In https://sourceware.org/pipermail/gdb-patches/2022-April/188400.html, Pedro pointed out that, even with the patch in that thread, the new DWARF reader still generates a larger index: In the old indexer, with an index of a gdb from before the indexer rewrite, we had: [369902] intrusive_list<inferior, intrusive_base_node<inferior> >::begin: 9 [global, function] 255 [global, function] while in the new indexer, for the same function, we have: [369902] intrusive_list<inferior, intrusive_base_node<inferior> >::begin: 9 [global, function] 79 [global, function] 165 [global, function] 167 [global, function] [ ... many more instances ... ] I suspect this is due to the old handling of DW_AT_inline. See https://sourceware.org/pipermail/gdb-patches/2022-April/188557.html
In a follow-up email, Pedro said: Hmm, inlines was my original suspicion, but seeing that setting a breakpoint at "intrusive_list<inferior, intrusive_base_node<inferior> >::begin", even with -readnow gives you 2 locations, same number of locations as entries in the old index, could it be that this is more about declarations vs definitions? There's that check for has_pc_info or has_range_info too. So this ought to be investigated.
It does seem that the declarations end up in the symbol table. In one CU, there's a concrete instance like: <1><28afba>: Abbrev Number: 40 (DW_TAG_subprogram) <28afbb> DW_AT_specification: <0x27d5e2> ... pointing back at the method declaration. Both the old and new gdb will emit an index entry for this. However, in another CU, there's the same declaration but with no concrete instance -- and here, the old gdb does not emit an entry, but the new one does. I suspect these declarations shouldn't be in the cooked index at all.
Further searching shows that the second CU in question has: <1><d94e58>: Abbrev Number: 24 (DW_TAG_subprogram) <d94e59> DW_AT_specification: <0xd5c48b> <d94e5d> DW_AT_object_pointer: <0xd94e77> <d94e61> DW_AT_low_pc : 0x0 <d94e69> DW_AT_high_pc : 0x28 <d94e71> DW_AT_frame_base : 1 byte block: 9c (DW_OP_call_frame_cfa) <d94e73> DW_AT_call_all_tail_calls: 1 <d94e73> DW_AT_sibling : <0xd94e84> The new index seems more correct to me, and in particular the old gdb index does: (gdb) break intrusive_list<inferior, intrusive_base_node<inferior> >::begin() const Breakpoint 1 at 0x4ac474: intrusive_list<inferior, intrusive_base_node<inferior> >::begin() const. (4 locations) Whereas with the new index we get: (gdb) break intrusive_list<inferior, intrusive_base_node<inferior> >::begin() const Breakpoint 1 at 0x4ac474: intrusive_list<inferior, intrusive_base_node<inferior> >::begin() const. (58 locations) So I tend to think the old gdb was missing some locations.

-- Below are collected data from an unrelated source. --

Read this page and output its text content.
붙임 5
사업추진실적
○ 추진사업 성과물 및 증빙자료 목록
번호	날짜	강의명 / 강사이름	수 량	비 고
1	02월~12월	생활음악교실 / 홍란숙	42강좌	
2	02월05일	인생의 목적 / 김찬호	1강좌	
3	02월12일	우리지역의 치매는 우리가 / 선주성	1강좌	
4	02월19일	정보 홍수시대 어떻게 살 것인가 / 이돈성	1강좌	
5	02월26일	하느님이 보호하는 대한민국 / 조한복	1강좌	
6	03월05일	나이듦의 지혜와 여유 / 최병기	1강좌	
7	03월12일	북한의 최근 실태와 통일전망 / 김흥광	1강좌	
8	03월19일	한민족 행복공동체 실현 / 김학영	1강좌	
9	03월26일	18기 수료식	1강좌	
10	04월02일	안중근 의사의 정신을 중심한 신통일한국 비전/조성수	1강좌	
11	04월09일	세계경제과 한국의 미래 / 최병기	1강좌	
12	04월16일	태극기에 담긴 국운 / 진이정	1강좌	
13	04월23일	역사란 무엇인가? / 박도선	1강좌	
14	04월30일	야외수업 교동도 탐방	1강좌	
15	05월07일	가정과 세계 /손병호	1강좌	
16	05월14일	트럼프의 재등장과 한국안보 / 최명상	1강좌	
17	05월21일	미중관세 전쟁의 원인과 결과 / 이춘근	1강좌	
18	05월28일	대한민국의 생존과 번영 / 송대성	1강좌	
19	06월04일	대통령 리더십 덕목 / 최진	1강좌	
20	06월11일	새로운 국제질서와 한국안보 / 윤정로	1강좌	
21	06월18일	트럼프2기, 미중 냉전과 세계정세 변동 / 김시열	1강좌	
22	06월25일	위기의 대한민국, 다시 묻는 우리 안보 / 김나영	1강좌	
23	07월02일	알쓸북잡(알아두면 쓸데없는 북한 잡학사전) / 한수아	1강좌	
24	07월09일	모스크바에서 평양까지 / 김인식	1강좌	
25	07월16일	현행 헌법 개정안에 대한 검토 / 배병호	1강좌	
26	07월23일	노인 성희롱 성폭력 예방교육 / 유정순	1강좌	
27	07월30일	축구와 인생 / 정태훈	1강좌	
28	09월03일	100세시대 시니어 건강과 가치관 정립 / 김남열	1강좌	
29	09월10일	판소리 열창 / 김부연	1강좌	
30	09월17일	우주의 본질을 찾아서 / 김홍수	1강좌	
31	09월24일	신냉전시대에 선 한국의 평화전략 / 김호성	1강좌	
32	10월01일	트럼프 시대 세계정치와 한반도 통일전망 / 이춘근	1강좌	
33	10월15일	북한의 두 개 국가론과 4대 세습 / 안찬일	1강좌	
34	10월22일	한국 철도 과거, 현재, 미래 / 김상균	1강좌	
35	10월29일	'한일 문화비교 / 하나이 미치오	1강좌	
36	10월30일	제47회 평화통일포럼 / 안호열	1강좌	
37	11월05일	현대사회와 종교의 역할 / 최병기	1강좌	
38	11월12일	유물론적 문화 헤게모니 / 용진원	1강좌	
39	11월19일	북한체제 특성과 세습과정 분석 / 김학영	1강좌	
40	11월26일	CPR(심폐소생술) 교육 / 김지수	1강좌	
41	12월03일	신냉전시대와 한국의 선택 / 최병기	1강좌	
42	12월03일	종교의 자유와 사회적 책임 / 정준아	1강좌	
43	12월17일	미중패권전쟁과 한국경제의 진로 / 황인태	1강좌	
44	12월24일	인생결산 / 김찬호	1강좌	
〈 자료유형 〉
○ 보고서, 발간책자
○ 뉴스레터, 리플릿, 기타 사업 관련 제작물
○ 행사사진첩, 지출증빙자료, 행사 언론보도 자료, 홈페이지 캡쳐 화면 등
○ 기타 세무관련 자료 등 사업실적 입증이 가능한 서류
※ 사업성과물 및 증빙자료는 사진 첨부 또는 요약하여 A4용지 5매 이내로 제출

FWIW with -readnow I get 58 locations, but with ordinary "gdb" (a /bin/gdb from before the new DWARF reader), I just get 4 locations. So maybe the older index was a side effect of some kind of erroneous duplication in partial symtabs.
As part of another bug, I looked into this some more: https://sourceware.org/pipermail/gdb-patches/2022-October/192662.html In particular I generated a .gdb_index for a copy of gdb, using both the old and new gdb (that is, before and after the new DWARF reader). Then I compared the list of symbols. In every case I checked, the new gdb was correct. (Well, to be clear, there was one case that was incorrect, but I landed a patch to fix this.) So, I tend to think that the old index was simply missing some entries, and nobody noticed.